In 2018, San Francisco voters passed the Early Care and Education Commercial Rents Tax (“Commercial Rents Tax”), which became effective as of January 1, 2019. The Commercial Rents Tax generally imposes a 3.5% surtax on amounts that a business receives from the lease or sublease of commercial spaces in the City, and a 1% surtax on leases or subleases of certain warehouse space. There have been multiple challenges to the constitutionality of the Commercial Rents Tax, but it has been upheld.[1]
In April of 2023, a San Francisco taxpayer (“Taxpayer”) filed a complaint with the Superior Court of San Francisco, seeking a refund of approximately $1,861,000 for amounts overpaid for the Commercial Rents Tax, contending that a portion of its total gross receipts from leases used to calculate the Commercial Rents Tax did not constitute revenue from the lease of “commercial space,” as defined in the San Francisco Tax and Business Regulations Code.[2] “Commercial space” under the Commercial Rents Tax is generally defined as any building or structure, or portion of a building or structure, that is not “residential real estate,” subject to a number of exceptions based on the use of the building or structure.
Taxpayer operates a portion of its business in the City as a full service data center. A portion of the revenue under Taxpayer’s business model is allocable to its “colocation” data center, which Taxpayer asserted does not meet the definition of “commercial space” under the Commercial Rents Tax. “Colocation” services generally consist of renting space in data center facilities for the purpose of providing power, cooling, physical security for the server, storage, and networking equipment of customers. The agreement for colocation services is generally referred to as a “license” rather than a “lease.”
Taxpayer’s argument was that, under California law, “[a] license as to real estate is an authority to do a particular thing upon the land of another without possessing an estate therein. The test to determine whether an agreement for the use of real estate is a license or a lease is whether the contract gives exclusive possession as against all the world, including the owner, in which case it is a lease, or whether it merely confers a privilege to occupy under the owner, in which case it is a license.”[3] Generally, a licensee under a colocation agreement is limited in the manner of use of the property, the location of where to place its equipment, the weight of the equipment, and alteration to the area around its equipment.
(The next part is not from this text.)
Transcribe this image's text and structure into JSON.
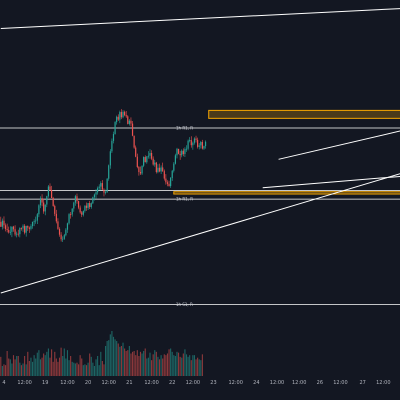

A licensee cannot prevent the licensor from accessing the property. Thus, Taxpayer’s complaint asserted, colocation revenue should have been excluded from the calculation of the Commercial Rents Tax.
Taxpayer’s claim for refund also asserted that it overpaid Commercial Rents Tax by the improper inclusion of other amounts in the calculation of its total gross receipts, such as amounts derived from the need for specific machinery to be placed in its centers to support specialized computers for certain customers. Taxpayer argued that such revenue is not for commercial rental space and should not be considered in the calculation of the Commercial Rents Tax.
Although the case is still pending in Superior Court, an ordinance authorizing settlement of Taxpayer’s lawsuit against the City was introduced in June of 2023. The ordinance passed its first reading at a meeting of the Board of Supervisors on October 3, 2023, and passed its final reading before the Board of Supervisors on October 17, 2023. The ordinance was approved by the Mayor’s Office on October 20, 2023.
For space generating revenue that does not fit neatly within the definition of “commercial space” under the Commercial Rents Tax, and for revenue from commercial occupancy agreements that are more like a license than a lease, taxpayers may consider pursuing the exclusion of such amounts from the calculation of the tax. The success of a challenge to the application of the Commercial Rents Tax will depend, in large part, on the lease agreement and any other agreements with respect to the use of the space.
[1] See City and County of San Francisco v. All Persons Interested in the Matter of Proposition C on the November 6, 2018 San Francisco Ballot, No. CGC-19-573230 (Cal. Sup. Ct. S.F. County Jul. 5, 2019); see also Howard Jarvis Taxpayers Association, Building Owners and Managers of California, California Business Properties Association, and California Business Roundtable v. City and County of San Francisco and All Persons Interested in the Matter of Proposition C of the June 5, 2018 San Francisco Ballot, No. CGC-18-568657, (Cal. Sup. Ct. S.F. County Jul. 5, 2019).
[2] Verified Complaint for Refund of Business Taxes, Digital Realty Trust, Inc. v. City and County of San Francisco, No. CGC-23-605912 (Cal. Super. Ct. S.F.).
[3] Id. (citing Shaw v. Caldwell, 16 Cal. App. 1, 115 P. 941 (Cal. Ct. App. 1911)).